Cela peut être réalisé en accélérant le développement de technologies de transport aérien plus propres, de manière à en assurer le déploiement le plus tôt possible, et en particulier l’intégration, la démonstration et la validation de technologies capables :

i)      d’accroître le rendement du carburant d’aviation, réduisant ainsi les émissions de CO2 de 20 à 30 % par rapport aux aéronefs de nouvelle génération qui entreront en service à partir de 2014 ;

ii)      de réduire les émissions de NOx et les émissions sonores de 20 à 30 % par rapport aux aéronefs de nouvelle génération qui entreront en service à partir de 2014. »

156    Le point 3 de l’appel à propositions, intitulé « Cadre général/[o]bjectifs », fait expressément référence aux objectifs (environnementaux) de haut niveau précisés à l’article 2, sous b), du règlement no 558/2014, mentionnés au point 155 ci-dessus, et énonce que les sujets thématiques individuels détaillent la connexité entre lesdits sujets et les objectifs de haut niveau. Le sujet thématique pertinent précise qu’il a vocation à contribuer à améliorer la compétitivité de l’Union et à améliorer la mobilité.
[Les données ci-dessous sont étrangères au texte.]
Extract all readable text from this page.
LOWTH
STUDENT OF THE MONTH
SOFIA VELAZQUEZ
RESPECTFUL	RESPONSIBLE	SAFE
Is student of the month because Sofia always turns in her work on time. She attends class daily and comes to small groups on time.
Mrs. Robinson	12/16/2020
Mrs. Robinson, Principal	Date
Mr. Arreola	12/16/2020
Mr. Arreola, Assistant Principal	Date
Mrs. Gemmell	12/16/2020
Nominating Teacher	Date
157    Force est de constater que les éléments avancés par la requérante, qui portent sur la pertinence de sa proposition, ne sont pas de nature à démontrer que l’évaluation de la proposition DwARF poursuivait un but autre que l’évaluation de la qualité scientifique de la proposition compte tenu des critères d’attribution pertinents et des objectifs de haut niveaux visés aux points 155 et 156 ci-dessus, applicables au sujet thématique en cause.

158    La décision du 10 octobre 2018 n’est donc pas entachée d’un détournement de pouvoir. Dans ces conditions, la décision du 6 décembre 2018, en ce qu’elle a constaté que la procédure d’évaluation n’était entachée d’aucune défaillance procédurale, n’est pas entachée de l’illégalité alléguée.

159    Il s’ensuit que le sixième moyen doit être rejeté comme non fondé.

160    Il résulte de l’ensemble des considérations qui précèdent qu’il convient de rejeter le recours dans son intégralité.

 Sur les dépens

161    Aux termes de l’article 134, paragraphe 1, du règlement de procédure, toute partie qui succombe est condamnée aux dépens, s’il est conclu en ce sens. La requérante ayant succombé, il y a lieu de la condamner aux dépens, conformément aux conclusions de l’entreprise commune Clean Sky 2.

Par ces motifs,

LE TRIBUNAL (huitième chambre)

déclare et arrête :

1)      Le recours est rejeté.

2)      BMC Srl est condamnée aux dépens.

Svenningsen

Mac Eochaidh

Laitenberger

Ainsi prononcé en audience publique à Luxembourg, le 25 novembre 2020.

Signatures


*      Langue de procédure : l’italien.